Littérature noire
7 Avril 2013
Il a passé dix ans de sa vie dans la funeste prison de Long Kesh. Dix ans pour son activisme au sein de l’IRA. Au sein de cette geôle, il participe comme Bobby Sands à la fameuse Blanket protest, nu, battu, humilié par les surveillants. A sa sortie, il s’envole pour New-York, où il bosse comme croupier de casinos clandestins avant de finir, encore, en taule, pour le casse de la Brinks. Un butin de 7, 2 millions de dollars (le 5e plus gros de l’histoire du pays) dont on ne retrouvera rien. Cette histoire, racontée dans On The Brinks (droits acquis par la Warner), est celle de Sam Millar. Romancier rebelle, croisé aux Quais du Polar de Lyon, à la fin mars.
Tout d’abord, pourquoi sortir cette autobiographie après vos deux précédents polars ?
C’est juste une question d’éditeur. Fayard avait les droits pour les deux premiers, pas pour On the Brinks car mon éditeur irlandais était ami avec le Seuil. Ces derniers ont finalement tout raflé. On the Brinks est sorti il y a dix ans en Irlande où il avait choqué les Britanniques, bien sûr à propos de ce que je dis sur Long Kesh. Mon histoire à New-York, il la connaissait via la diaspora irlandaise.
Comment passe-t-on de la lutte pour l’indépendance à un casse de transports de fonds ?
Je voulais vivre mon rêve américain... Tom O’Connell dont je parle dans le livre, s’occupait des compatriotes irlandais, surtout ceux qui avaient participé à la lutte. Il travaillait à la Brinks et m’avait invité à une première fête, pour l’Independence Day, où je m’étais rendu compte que la surveillance était ridicule. Puis j’y suis retournée, pour une autre fête, Halloween. J’ai eu cette même sensation de facilité. Je lui ai dit à Tom, un peu sur le ton de la plaisanterie, il ne savait pas si c’était du lard ou du cochon parce que je venais de Belfast, où les gens sont réputés très droits. Dans ma tête, je faisais le casse, j’en donnais une partie à Tom, qui était mon ami, pour le mettre à l’abri et voilà... Nous ne nous sommes plus jamais parlés.
Comment expliquez-vous que l’on n’ait rien retrouvé de l’argent volé ?
Il y avait deux équipes du FBI sur moi. Une qui me surveillait par rapport aux casinos clandestins mais qui s’en fichait un peu. Une autre, après le casse, qui épiait mes moindres mouvements. Parce que justement un ancien du FBI, un Irlandais qui, lui, détestait ces compatriotes, était persuadé que j’avais fait le coup.
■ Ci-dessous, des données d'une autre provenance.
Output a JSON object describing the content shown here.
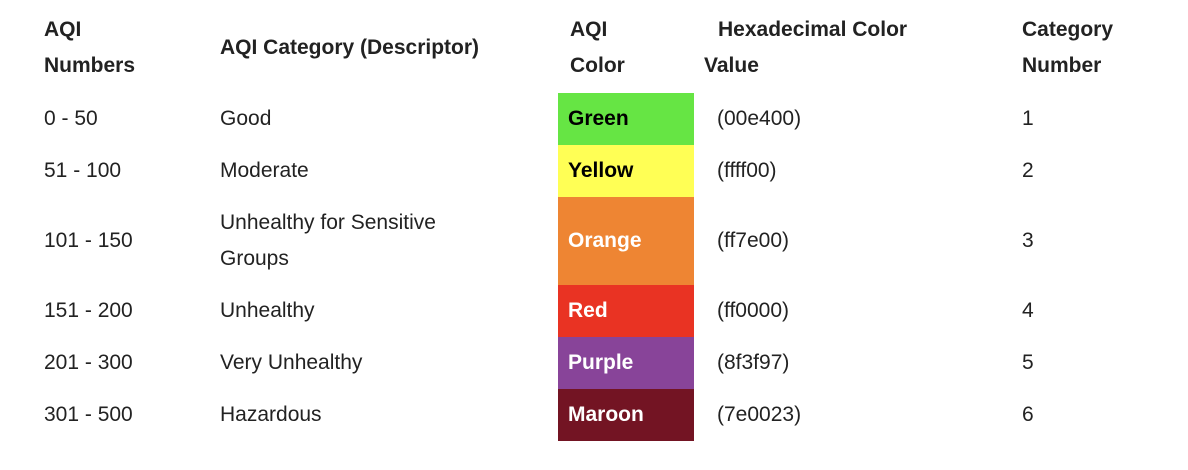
{
  "headers": {
    "aqi_numbers": [
      "AQI",
      "Numbers"
    ],
    "category": "AQI Category (Descriptor)",
    "color": [
      "AQI",
      "Color"
    ],
    "hex": [
      "Hexadecimal Color",
      "Value"
    ],
    "number": [
      "Category",
      "Number"
    ]
  },
  "rows": [
    {
      "range": "0 - 50",
      "category": "Good",
      "color_name": "Green",
      "hex": "(00e400)",
      "number": "1",
      "swatch_color": "#66e544",
      "text_color": "#000000"
    },
    {
      "range": "51 - 100",
      "category": "Moderate",
      "color_name": "Yellow",
      "hex": "(ffff00)",
      "number": "2",
      "swatch_color": "#ffff55",
      "text_color": "#000000"
    },
    {
      "range": "101 - 150",
      "category_lines": [
        "Unhealthy for Sensitive",
        "Groups"
      ],
      "color_name": "Orange",
      "hex": "(ff7e00)",
      "number": "3",
      "swatch_color": "#ee8533",
      "text_color": "#ffffff"
    },
    {
      "range": "151 - 200",
      "category": "Unhealthy",
      "color_name": "Red",
      "hex": "(ff0000)",
      "number": "4",
      "swatch_color": "#e93323",
      "text_color": "#ffffff"
    },
    {
      "range": "201 - 300",
      "category": "Very Unhealthy",
      "color_name": "Purple",
      "hex": "(8f3f97)",
      "number": "5",
      "swatch_color": "#884499",
      "text_color": "#ffffff"
    },
    {
      "range": "301 - 500",
      "category": "Hazardous",
      "color_name": "Maroon",
      "hex": "(7e0023)",
      "number": "6",
      "swatch_color": "#731423",
      "text_color": "#ffffff"
    }
  ]
}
Je ne sais pas ce qui s’est passé avec l’argent. Mais je peux vous dire que lors de mon interpellation, j’avais une ceinture de 300 000 dollars sur moi ! Cet argent non plus n’a jamais été retrouvé, ni consigné dans un procès-verbal...
Pourquoi le président Clinton vous a-t-il gracié ?
C’était au moment des négociations de l’accord de paix du Vendredi Saint, entre catholiques et protestants. On est en 1995 et l’administration Clinton pensait que je serais plus utile chez moi, avec les Républicains. Il voulait faire un bon geste. J’ai donc fini ma peine de cinq ans là-bas.
Toujours en colère après Gerry Adams, Martin McGuinness du Sinn Fein ?
Ce sont des égoïstes, ils n’ont pensé qu’à eux. Et Gerry Adams n’a pas été prisonnier à Long Kesh : il a été interné, nuance !
Dans ces conditions, comment êtes-vous devenu écrivain ?
Je viens d’un milieu très populaire, je ne suis pas allé à l’université. Mon père par contre était un lecteur, de romans de cow-boys, de romans historiques. Moi ? C’était les comics américains. Et surtout Stan Lee ! J’ai appris avec lui, c’était mon professeur. C’est à Long Kesh, dans ma cellule, qu’en blaguant on se disait, « ce serait formidable à raconter » c’est là que j’ai, pour la première fois, pensé à écrire... Après toutes ces années, Dieu fait jaillir sa lumière sur moi.